Comment by joshhart

6 days ago

A single node with GPUs has a lot of FLOPs and very high memory bandwidth. When only processing a few requests at a time, the GPUs are mostly waiting on the model weights to stream from the GPU ram to the processing units. When batching requests together, they can stream a group of weights and score many requests in parallel with that group of weights. That allows them to have great efficiency.

Some of the other main tricks - compress the model to 8 bit floating point formats or even lower. This reduces the amount of data that has to stream to the compute unit, also newer GPUs can do math in 8-bit or 4-bit floating point. Mixture of expert models are another trick where for a given token, a router in the model decides which subset of the parameters are used so not all weights have to be streamed. Another one is speculative decoding, which uses a smaller model to generate many possible tokens in the future and, in parallel, checks whether some of those matched what the full model would have produced.

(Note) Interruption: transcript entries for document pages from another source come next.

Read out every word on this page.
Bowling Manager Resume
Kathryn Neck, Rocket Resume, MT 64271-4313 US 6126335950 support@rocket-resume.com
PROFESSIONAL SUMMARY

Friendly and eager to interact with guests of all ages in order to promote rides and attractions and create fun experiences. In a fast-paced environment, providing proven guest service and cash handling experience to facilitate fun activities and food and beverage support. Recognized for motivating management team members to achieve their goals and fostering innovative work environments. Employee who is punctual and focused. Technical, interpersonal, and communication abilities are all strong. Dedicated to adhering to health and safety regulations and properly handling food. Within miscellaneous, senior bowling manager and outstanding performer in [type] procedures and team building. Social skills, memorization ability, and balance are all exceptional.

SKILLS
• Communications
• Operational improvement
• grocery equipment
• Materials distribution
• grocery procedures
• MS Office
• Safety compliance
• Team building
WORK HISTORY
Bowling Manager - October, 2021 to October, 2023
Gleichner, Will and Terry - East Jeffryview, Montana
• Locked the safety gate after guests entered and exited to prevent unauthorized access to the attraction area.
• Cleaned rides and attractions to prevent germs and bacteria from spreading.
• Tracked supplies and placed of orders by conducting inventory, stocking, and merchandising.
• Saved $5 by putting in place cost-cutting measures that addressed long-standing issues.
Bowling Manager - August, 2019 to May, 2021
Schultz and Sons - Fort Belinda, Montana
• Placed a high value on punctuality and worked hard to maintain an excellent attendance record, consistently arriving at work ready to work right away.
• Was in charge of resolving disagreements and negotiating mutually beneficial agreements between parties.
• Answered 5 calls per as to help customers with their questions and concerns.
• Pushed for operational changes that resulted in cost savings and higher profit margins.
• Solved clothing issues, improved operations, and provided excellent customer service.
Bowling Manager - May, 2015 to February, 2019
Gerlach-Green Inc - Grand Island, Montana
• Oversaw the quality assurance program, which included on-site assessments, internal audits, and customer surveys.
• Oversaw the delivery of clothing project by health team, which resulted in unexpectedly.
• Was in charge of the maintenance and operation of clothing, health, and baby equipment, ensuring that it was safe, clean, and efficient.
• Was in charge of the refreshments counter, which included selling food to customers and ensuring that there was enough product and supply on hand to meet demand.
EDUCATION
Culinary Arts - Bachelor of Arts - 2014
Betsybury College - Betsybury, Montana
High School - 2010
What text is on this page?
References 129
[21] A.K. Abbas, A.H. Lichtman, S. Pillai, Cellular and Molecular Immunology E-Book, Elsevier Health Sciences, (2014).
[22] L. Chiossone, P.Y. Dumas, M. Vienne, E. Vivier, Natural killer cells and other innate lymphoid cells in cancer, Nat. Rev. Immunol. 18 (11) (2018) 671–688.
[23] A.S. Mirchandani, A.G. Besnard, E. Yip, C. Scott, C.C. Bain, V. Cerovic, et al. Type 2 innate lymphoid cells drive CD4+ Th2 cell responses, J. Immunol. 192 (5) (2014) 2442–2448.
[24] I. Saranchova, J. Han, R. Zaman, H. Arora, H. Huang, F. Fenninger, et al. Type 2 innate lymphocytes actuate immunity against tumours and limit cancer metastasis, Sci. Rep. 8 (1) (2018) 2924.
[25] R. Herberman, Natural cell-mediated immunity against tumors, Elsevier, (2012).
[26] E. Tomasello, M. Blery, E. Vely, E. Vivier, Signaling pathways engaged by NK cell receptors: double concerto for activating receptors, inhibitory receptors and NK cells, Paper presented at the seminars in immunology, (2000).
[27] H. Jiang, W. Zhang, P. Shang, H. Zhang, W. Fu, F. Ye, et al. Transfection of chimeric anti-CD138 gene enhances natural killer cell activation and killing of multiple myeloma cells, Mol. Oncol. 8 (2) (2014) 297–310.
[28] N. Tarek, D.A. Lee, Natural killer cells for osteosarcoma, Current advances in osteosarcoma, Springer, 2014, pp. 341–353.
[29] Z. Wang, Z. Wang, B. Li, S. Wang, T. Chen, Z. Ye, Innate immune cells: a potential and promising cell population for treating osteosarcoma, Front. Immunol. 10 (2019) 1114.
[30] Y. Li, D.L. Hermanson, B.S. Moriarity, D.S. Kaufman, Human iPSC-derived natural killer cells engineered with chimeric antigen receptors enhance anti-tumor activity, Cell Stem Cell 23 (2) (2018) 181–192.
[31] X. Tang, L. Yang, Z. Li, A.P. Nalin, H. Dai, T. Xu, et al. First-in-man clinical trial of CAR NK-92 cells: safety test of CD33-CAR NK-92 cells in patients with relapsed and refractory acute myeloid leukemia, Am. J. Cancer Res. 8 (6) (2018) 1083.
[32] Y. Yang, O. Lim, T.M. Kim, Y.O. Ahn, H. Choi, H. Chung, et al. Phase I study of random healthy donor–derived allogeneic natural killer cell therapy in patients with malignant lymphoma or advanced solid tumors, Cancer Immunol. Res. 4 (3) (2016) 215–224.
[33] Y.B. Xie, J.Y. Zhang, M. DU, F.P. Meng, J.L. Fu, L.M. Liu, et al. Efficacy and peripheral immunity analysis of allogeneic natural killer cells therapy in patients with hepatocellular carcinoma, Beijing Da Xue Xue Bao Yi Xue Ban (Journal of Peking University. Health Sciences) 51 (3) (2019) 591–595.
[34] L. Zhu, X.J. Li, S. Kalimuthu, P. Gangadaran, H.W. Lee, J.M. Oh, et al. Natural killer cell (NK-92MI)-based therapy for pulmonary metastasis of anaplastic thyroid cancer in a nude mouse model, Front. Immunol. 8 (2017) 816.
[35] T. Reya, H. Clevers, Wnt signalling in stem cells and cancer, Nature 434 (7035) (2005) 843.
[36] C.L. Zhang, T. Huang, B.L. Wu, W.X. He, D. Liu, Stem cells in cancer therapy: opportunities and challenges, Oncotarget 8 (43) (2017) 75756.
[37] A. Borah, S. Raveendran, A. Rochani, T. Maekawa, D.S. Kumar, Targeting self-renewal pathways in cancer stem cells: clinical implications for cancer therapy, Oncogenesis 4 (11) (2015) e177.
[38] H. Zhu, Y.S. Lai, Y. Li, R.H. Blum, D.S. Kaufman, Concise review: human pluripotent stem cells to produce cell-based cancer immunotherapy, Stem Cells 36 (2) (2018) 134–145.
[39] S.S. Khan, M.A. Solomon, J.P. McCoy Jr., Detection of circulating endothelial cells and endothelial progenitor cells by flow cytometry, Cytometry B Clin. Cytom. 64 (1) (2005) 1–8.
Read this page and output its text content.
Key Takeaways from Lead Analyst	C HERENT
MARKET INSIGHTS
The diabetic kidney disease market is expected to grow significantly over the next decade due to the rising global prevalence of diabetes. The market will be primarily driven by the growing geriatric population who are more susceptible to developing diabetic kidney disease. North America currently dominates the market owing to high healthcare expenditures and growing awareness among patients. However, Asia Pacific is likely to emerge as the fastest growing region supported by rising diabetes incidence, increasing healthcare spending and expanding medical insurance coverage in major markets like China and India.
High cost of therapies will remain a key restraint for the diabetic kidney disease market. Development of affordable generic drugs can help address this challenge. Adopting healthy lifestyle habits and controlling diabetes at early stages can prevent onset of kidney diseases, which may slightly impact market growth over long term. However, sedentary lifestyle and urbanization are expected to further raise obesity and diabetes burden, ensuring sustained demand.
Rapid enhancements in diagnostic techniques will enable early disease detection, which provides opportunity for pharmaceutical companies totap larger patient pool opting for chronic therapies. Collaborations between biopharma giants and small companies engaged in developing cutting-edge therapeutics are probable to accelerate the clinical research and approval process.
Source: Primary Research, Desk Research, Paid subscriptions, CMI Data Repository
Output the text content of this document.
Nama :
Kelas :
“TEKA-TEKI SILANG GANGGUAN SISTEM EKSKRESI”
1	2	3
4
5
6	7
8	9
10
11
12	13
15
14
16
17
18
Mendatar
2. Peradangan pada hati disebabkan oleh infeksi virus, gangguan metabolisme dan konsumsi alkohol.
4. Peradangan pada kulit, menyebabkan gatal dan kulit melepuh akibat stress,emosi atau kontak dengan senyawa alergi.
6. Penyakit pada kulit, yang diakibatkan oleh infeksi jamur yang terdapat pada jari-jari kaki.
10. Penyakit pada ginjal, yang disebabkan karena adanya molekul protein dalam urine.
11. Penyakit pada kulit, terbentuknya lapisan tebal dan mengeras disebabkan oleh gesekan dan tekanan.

Add all of these up and you get efficiency! Source - was director of the inference team at Databricks

How is speculative decoding helpful if you still have to run the full model against which you check the results?

  • So the inference speed at low to medium usage is memory bandwidth bound, not compute bound. By “forecasting” into the future you do not increase the memory bandwidth pressure much but you use more compute. The compute is checking each potential token in parallel for several tokens forward. That compute is essentially free though because it’s not the limiting resource. Hope this makes sense, tried to keep it simple.